Wiki pages updated on ingest
Verification notes
- Source-internal inconsistencies in Tabela 9 (p.97): the Amazonas bean-to-bar chocolate row reports “0,50 (<0,04–0,16)” — mean 0.50 µg/kg above the stated maximum 0.16 µg/kg, which is mathematically impossible; the Bahia bean-to-bar chocolate row reports “0,01 (<0,04–1,11)” — mean 0.01 µg/kg appears inconsistent with 6 of 34 positive samples reaching 1.11 µg/kg. Values are reproduced verbatim from the thesis table; downstream synthesis should treat Tabela 9’s mean column as unreliable and use the range column plus positive-sample counts instead.
- The thesis Resumo (p.viii) reports ochratoxin A “em 20% e 30% das amostras” while the Chapter 3 results (Tabela 9, §3.3) document 13/43 = 30% bean detection and 12/62 ≈ 19% chocolate detection. The wiki page uses the table-derived figures (30% beans, ~19% chocolates) rather than the abstract figures.
- Cocoa-bean ICP-OES LOD for Pb is 0.057 mg/kg and for Cd is 0.171 mg/kg; several bean values are left-censored at “<0,17” or “<0,06” in source tables and the per-region “mean” lines include these censored values. The single Bahia bean Pb maximum of 0.313 mg/kg is the only quantified value driving the all-region Pb mean. Treat bean Pb/Cd quantification as left-censored-dominant.

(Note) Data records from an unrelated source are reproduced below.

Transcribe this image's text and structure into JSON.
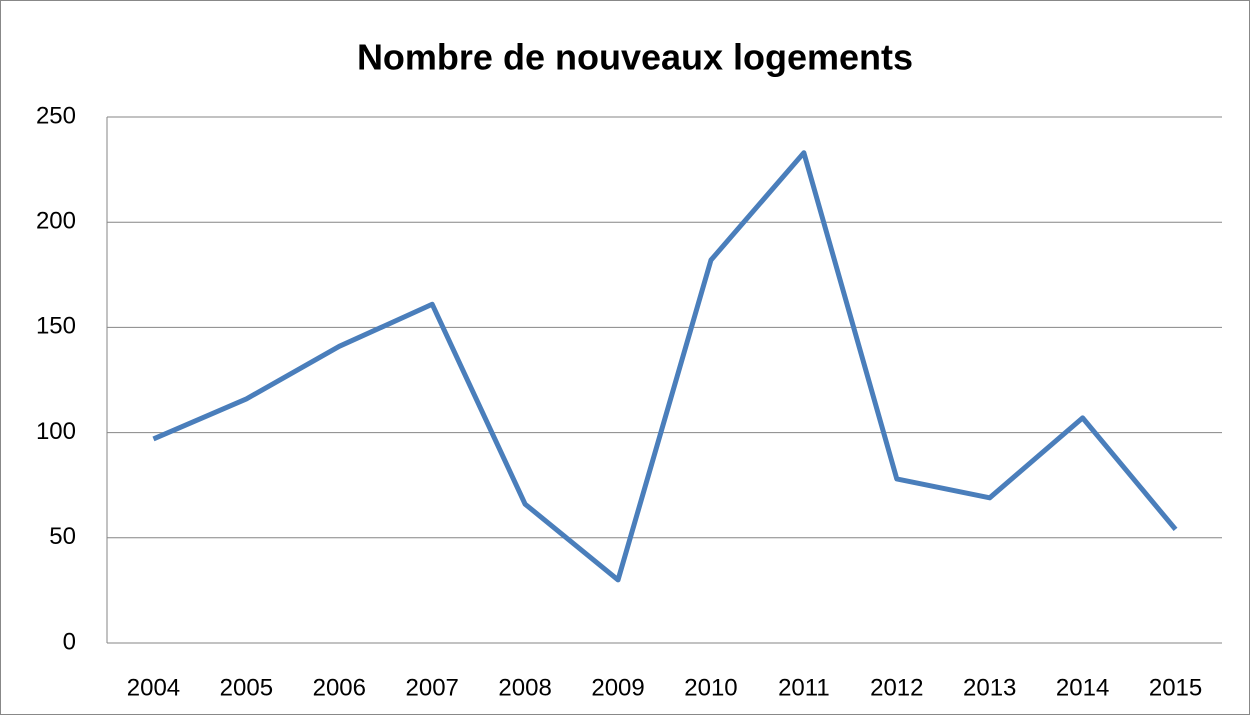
{
  "chart_data": {
    "type": "line",
    "title": "Nombre de nouveaux logements",
    "categories": [
      "2004",
      "2005",
      "2006",
      "2007",
      "2008",
      "2009",
      "2010",
      "2011",
      "2012",
      "2013",
      "2014",
      "2015"
    ],
    "series": [
      {
        "name": "Nombre de nouveaux logements",
        "color": "#4a7ebb",
        "values": [
          97,
          116,
          141,
          161,
          66,
          30,
          182,
          233,
          78,
          69,
          107,
          54
        ]
      }
    ],
    "ylim": [
      0,
      250
    ],
    "yticks": [
      0,
      50,
      100,
      150,
      200,
      250
    ],
    "grid": true,
    "legend": false
  }
}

- Audit subagent (2026-05-30) flagged matrices field as overspecified (used
cocoa-beans, dark-chocolate, milk-chocolate, white-chocolate, bean-to-bar-chocolate); corrected to the broad-scope canonical vocabulary[cocoa, chocolate]per docs/gpt-collaboration/system-prompt.md matrices guidance. - Audit subagent (2026-05-30) flagged Implications/Certification “flag for cobalt to enter HMTc cocoa-derivative analyte review” as crossing toward HMTc governance proposal; softened to a factual note that Co is not currently in the HMTc ten-analyte panel.